The HR people would be sad and surprised. But what was the truth? This was who they made me. I didn’t want to become this. I wanted to be able to simply walk up to any one company, profess my love for them, and get a job. But they were too choosy. I had to use mass. I didn’t WANT to get good at job hunting, but I was forced to. And now that I have had no choice but to become this machine, I’ve got to listen how sad they are??
Pickiness is totally their right. Just as it is the right of an antibiotic to kill bacteria. But the more selective the process, the stronger the strain is that mutates and survives it. If it kills only 50%, the population is still diversified and strong. But if it kills 99.9% of the bacteria, the survivors are extremely strong, and after breeding soon the entire population is too. The antibiotic is a victim of its own success.

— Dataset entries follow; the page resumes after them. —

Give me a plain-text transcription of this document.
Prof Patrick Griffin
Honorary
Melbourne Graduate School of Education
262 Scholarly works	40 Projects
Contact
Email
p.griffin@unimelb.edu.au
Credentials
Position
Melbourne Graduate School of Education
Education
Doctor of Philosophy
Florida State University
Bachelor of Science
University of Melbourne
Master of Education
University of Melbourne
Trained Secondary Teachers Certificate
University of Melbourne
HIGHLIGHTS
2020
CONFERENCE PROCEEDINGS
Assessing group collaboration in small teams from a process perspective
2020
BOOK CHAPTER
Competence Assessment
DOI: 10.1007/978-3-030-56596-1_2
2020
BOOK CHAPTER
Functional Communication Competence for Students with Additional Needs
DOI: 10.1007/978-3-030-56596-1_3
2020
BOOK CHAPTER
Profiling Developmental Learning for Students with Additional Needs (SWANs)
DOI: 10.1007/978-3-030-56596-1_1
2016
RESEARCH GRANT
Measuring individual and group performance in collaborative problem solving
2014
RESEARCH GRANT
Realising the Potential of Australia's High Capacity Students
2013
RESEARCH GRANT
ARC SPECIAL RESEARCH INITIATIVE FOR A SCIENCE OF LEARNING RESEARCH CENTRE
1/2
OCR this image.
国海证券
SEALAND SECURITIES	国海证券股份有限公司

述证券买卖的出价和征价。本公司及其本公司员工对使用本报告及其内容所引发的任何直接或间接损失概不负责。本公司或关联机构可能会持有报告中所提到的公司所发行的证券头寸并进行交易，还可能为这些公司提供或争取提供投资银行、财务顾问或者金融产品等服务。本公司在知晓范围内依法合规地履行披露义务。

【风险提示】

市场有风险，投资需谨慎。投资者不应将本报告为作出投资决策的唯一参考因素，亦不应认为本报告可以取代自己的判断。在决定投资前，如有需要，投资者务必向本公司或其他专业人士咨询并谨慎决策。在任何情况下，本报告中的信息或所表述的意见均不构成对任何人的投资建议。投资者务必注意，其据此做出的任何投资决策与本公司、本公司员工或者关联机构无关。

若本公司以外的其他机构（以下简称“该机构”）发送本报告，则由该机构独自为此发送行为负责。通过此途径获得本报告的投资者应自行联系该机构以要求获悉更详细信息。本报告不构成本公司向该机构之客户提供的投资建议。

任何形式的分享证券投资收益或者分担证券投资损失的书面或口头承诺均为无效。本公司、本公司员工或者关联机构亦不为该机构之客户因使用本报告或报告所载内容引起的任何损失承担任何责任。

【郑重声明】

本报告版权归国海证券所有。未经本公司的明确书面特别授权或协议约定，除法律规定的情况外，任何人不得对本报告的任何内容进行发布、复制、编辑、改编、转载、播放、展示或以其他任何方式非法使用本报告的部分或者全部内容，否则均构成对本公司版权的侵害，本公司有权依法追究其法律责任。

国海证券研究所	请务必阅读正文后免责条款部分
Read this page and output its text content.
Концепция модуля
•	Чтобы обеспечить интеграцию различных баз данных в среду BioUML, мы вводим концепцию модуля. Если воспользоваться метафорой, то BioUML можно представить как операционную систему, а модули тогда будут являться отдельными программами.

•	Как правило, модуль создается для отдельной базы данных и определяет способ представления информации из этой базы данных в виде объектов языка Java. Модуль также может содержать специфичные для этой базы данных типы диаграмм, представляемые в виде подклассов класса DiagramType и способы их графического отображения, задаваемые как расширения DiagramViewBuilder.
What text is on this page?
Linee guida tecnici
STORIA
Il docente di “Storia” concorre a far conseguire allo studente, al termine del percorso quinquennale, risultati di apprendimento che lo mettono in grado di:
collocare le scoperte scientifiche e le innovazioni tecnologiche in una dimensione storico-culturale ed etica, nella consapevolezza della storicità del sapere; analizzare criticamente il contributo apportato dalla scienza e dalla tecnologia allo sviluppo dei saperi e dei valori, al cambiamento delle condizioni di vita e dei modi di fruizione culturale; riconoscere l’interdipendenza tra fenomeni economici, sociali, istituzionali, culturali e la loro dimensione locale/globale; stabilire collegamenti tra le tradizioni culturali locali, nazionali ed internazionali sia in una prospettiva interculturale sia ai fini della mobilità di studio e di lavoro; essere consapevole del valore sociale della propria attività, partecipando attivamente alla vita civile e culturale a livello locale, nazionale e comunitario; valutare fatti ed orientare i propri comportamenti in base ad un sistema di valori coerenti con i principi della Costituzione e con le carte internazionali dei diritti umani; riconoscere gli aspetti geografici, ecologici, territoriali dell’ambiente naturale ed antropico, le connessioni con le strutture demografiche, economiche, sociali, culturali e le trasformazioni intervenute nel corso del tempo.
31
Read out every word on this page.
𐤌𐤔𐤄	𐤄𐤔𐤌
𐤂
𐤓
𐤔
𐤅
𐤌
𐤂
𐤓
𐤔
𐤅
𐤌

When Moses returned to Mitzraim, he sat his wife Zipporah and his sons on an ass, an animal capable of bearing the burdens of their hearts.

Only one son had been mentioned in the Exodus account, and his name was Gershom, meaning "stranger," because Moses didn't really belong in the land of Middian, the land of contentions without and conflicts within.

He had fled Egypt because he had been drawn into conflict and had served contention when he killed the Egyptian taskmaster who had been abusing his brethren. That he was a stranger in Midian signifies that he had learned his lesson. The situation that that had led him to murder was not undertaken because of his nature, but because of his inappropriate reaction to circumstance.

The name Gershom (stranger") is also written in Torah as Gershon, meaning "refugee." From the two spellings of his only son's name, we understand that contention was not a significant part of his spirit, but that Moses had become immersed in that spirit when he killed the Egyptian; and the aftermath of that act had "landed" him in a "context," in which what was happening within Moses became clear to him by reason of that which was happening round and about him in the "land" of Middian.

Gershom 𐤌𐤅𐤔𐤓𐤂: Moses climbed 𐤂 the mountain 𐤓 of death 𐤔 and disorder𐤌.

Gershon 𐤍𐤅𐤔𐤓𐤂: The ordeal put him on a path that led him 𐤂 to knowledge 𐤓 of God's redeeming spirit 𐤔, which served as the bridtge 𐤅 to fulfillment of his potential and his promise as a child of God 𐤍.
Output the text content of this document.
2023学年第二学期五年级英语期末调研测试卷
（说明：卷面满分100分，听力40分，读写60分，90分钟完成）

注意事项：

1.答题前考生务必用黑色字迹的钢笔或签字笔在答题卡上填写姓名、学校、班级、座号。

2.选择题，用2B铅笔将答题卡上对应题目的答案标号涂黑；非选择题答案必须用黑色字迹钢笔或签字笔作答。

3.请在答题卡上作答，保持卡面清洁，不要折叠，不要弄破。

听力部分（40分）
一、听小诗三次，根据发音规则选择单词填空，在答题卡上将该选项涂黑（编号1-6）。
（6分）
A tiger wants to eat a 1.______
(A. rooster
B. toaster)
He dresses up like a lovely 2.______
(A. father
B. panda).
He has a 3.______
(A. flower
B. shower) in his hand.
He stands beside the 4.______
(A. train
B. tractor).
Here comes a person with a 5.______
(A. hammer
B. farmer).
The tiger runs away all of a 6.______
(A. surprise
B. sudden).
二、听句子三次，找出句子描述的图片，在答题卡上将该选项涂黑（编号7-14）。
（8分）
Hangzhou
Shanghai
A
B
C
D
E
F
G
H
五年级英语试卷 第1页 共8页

It’s the EXACT SAME with girls. Their selectivity forces you to use a mass-based strategy. You eventually learn how to approach. Then how to get numbers. Then solid numbers. Then dates. Then bounce home. Then overcome LMR. Then sex. Then getting sex again. Then get relationships. Then multi-relationships. Then avoid getting into relationships but still getting sex.
Each process is a huge learning curve perilously strewn with women’s pickiness – Her: “You know what, I’ve got other guys, I’ll catch you later”. FLAKE. Done.
That’s exactly how I eventually… EVENTUALLY…became a machine. I knew how to do it. I could utilize a number-based strategy, and my vastly improved skill dropped my attrition rates sharply. I could move through all the steps and have sex with a girl easily, and started getting relationship ‘offers’. But what had happened by then? I already had other options.
THIS IS WHAT YOU MADE ME. I wanted to just be able to walk up to an attractive girl and tell her I liked her. But apparently that wasn’t easy enough. So this is what I am now. And on top of it, now I have to listen to how sad they are??